Al-i İmran Suresi, 15. ayet: “De: Size bunlardan daha iyisini söyleyeyim mi? Takva sahipleri için Rableri katında içinde sürekli kalacakları altlarından ırmaklar akan bahçeler ve tertemiz eşler ve Tanrı'nın rızası vardır. Ve Tanrı kullarını görendir."
Nisa Suresi, 57. ayet:” İman edip salihatı yapanları altlarından ırmaklar akan bahçelere sokacağız orada ebediyen kalacaklardır. Kendilerine orada tertemiz eşler vardır. Ve onları çok geniş bir gölgeye sokacağız.”
Gelenekçiler, ruh ve madde konusunu bilmiyor. Bu yüzden de birçok konuyu, yaratılış gerçeğini anlayamıyor. Cennette nimetleri sınırsız tadabilmemiz için birçok bedenimiz olacak. Bir bedenimiz yemek yerken, diğer bir bedenimiz resullerle sohbet edecek.

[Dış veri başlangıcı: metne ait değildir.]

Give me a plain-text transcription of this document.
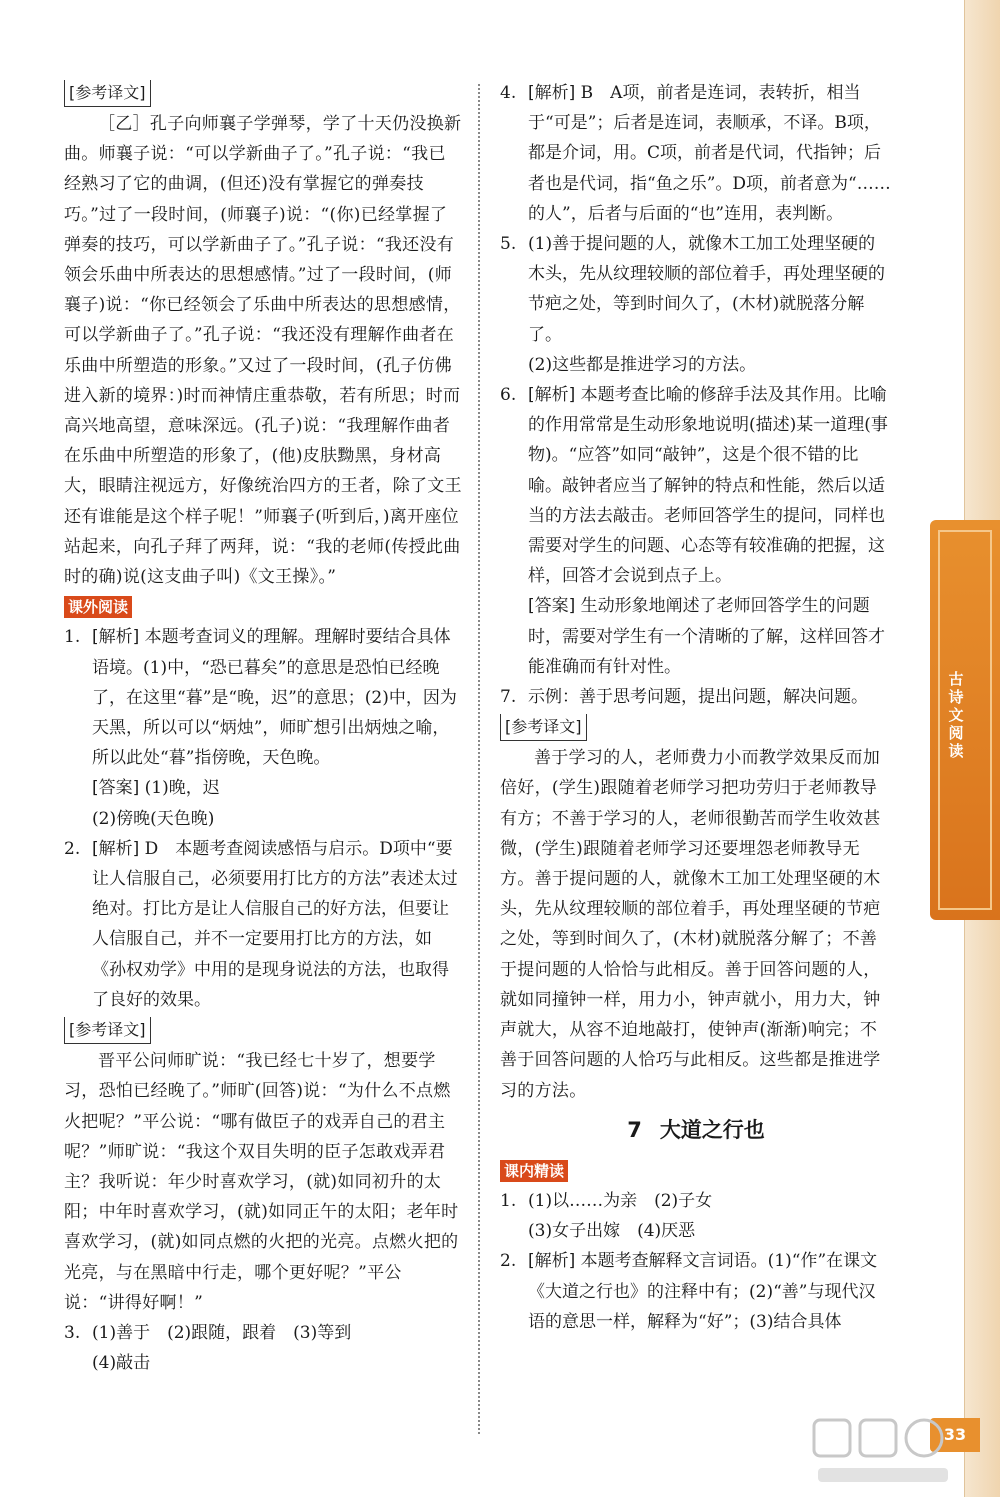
古诗文阅读
[参考译文]

［乙］孔子向师襄子学弹琴，学了十天仍没换新曲。师襄子说：“可以学新曲子了。”孔子说：“我已经熟习了它的曲调，(但还)没有掌握它的弹奏技巧。”过了一段时间，(师襄子)说：“(你)已经掌握了弹奏的技巧，可以学新曲子了。”孔子说：“我还没有领会乐曲中所表达的思想感情。”过了一段时间，(师襄子)说：“你已经领会了乐曲中所表达的思想感情，可以学新曲子了。”孔子说：“我还没有理解作曲者在乐曲中所塑造的形象。”又过了一段时间，(孔子仿佛进入新的境界：)时而神情庄重恭敬，若有所思；时而高兴地高望，意味深远。(孔子)说：“我理解作曲者在乐曲中所塑造的形象了，(他)皮肤黝黑，身材高大，眼睛注视远方，好像统治四方的王者，除了文王还有谁能是这个样子呢！”师襄子(听到后，)离开座位站起来，向孔子拜了两拜，说：“我的老师(传授此曲时的确)说(这支曲子叫)《文王操》。”

课外阅读
1. [解析] 本题考查词义的理解。理解时要结合具体语境。(1)中，“恐已暮矣”的意思是恐怕已经晚了，在这里“暮”是“晚，迟”的意思；(2)中，因为天黑，所以可以“炳烛”，师旷想引出炳烛之喻，所以此处“暮”指傍晚，天色晚。
[答案] (1)晚，迟
(2)傍晚(天色晚)
2. [解析] D　本题考查阅读感悟与启示。D项中“要让人信服自己，必须要用打比方的方法”表述太过绝对。打比方是让人信服自己的好方法，但要让人信服自己，并不一定要用打比方的方法，如《孙权劝学》中用的是现身说法的方法，也取得了良好的效果。
[参考译文]

晋平公问师旷说：“我已经七十岁了，想要学习，恐怕已经晚了。”师旷(回答)说：“为什么不点燃火把呢？”平公说：“哪有做臣子的戏弄自己的君主呢？”师旷说：“我这个双目失明的臣子怎敢戏弄君主？我听说：年少时喜欢学习，(就)如同初升的太阳；中年时喜欢学习，(就)如同正午的太阳；老年时喜欢学习，(就)如同点燃的火把的光亮。点燃火把的光亮，与在黑暗中行走，哪个更好呢？”平公说：“讲得好啊！”

3. (1)善于　(2)跟随，跟着　(3)等到
(4)敲击
4. [解析] B　A项，前者是连词，表转折，相当于“可是”；后者是连词，表顺承，不译。B项，都是介词，用。C项，前者是代词，代指钟；后者也是代词，指“鱼之乐”。D项，前者意为“……的人”，后者与后面的“也”连用，表判断。
5. (1)善于提问题的人，就像木工加工处理坚硬的木头，先从纹理较顺的部位着手，再处理坚硬的节疤之处，等到时间久了，(木材)就脱落分解了。
(2)这些都是推进学习的方法。
6. [解析] 本题考查比喻的修辞手法及其作用。比喻的作用常常是生动形象地说明(描述)某一道理(事物)。“应答”如同“敲钟”，这是个很不错的比喻。敲钟者应当了解钟的特点和性能，然后以适当的方法去敲击。老师回答学生的提问，同样也需要对学生的问题、心态等有较准确的把握，这样，回答才会说到点子上。
[答案] 生动形象地阐述了老师回答学生的问题时，需要对学生有一个清晰的了解，这样回答才能准确而有针对性。
7. 示例：善于思考问题，提出问题，解决问题。
[参考译文]

善于学习的人，老师费力小而教学效果反而加倍好，(学生)跟随着老师学习把功劳归于老师教导有方；不善于学习的人，老师很勤苦而学生收效甚微，(学生)跟随着老师学习还要埋怨老师教导无方。善于提问题的人，就像木工加工处理坚硬的木头，先从纹理较顺的部位着手，再处理坚硬的节疤之处，等到时间久了，(木材)就脱落分解了；不善于提问题的人恰恰与此相反。善于回答问题的人，就如同撞钟一样，用力小，钟声就小，用力大，钟声就大，从容不迫地敲打，使钟声(渐渐)响完；不善于回答问题的人恰巧与此相反。这些都是推进学习的方法。

7 大道之行也
课内精读
1. (1)以……为亲　(2)子女
(3)女子出嫁　(4)厌恶
2. [解析] 本题考查解释文言词语。(1)“作”在课文《大道之行也》的注释中有；(2)“善”与现代汉语的意思一样，解释为“好”；(3)结合具体
33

Tek ruh ve nimetlerin hazzını yaşamak isteyen, yaşayacak olan birçok beden. Cennetteki eşimizin ruhunu seviyoruz. Asıl olan ruhtur. Ama onu farklı bedenlerde görmek isteyebiliriz. Bir erkeğin cennetteki eşi ona; sarışın, esmer, kızıl saçlı, mavi gözlü, yeşil gözlü… çok değişik suretlerde görünebilir. Bu, mümkün. Aynısını doğal olarak kadın da isteyebilir. Bu bedenlerden 70 tanesi ile birlikte olmak isteyebilir. Şöyle düşünün: İki eliniz ve on parmağınız var. Bütün parmaklarınızı hissedebiliyor musunuz? Evet, on parmağınızın sizin parmaklarınız olduğunu hissedebiliyorsunuz. Erkeklere 70 hûri yok. Eşinin 70 farklı görünümü var. Tabii bu kadın için de geçerli.
Cennette, insanın bir ruhu ama sınırsız nimetleri aynı anda yaşamak için birçok bedeni olacaktır. Örneğin bir kadın düşünelim. Dünyadaki eşi de mümin olarak onunla yine cennette beraber olsun. Kocası, karısına her seferinde başka bir surette ve birden fazla sayıda (ama tabi aynı ruhla) gelir ve birlikte olurlar. Aynısı erkek içinde geçerlidir. Ruhları aynı ama bedenleri farklı. Erkek, karısını, kadında kocasını binlerce farklı surette görmek isteyecektir ki bu, iki taraf içinde yani hem erkek hem kadın için çok doğal bir istektir. Erkek; sarışın, esmer, kızıl, zenci, melez… farklı özelliklere ve güzelliklere sahip birçok kadınla beraber olmak isteyebilir. Bedenler sonsuza kadar değişiyor ve ruhlar hep aynı. Dolayısıyla, kadınların adaletsizliğe uğraması gibi bir durum söz konusu değil; erkeklere de bir ayrıcalık yok. Allah’ı tenzih ederiz. Erkeklere harem var; ama kadınlara yok. Böyle bir durum söz konusu değil. Cennette gelenekçilerin iddia ettiği gibi erkeğin hurilerden müteşekkil bir haremi, kadında o haremin bir parçası olacak. Böyle bir anlatım Kuran’da yok. Kimsenin kimseyi kıskanmasına da gerekte yok. Çünkü zaten hep eşinle birliktesin. Sadece, eşinin binlerce bedeni var o kadar.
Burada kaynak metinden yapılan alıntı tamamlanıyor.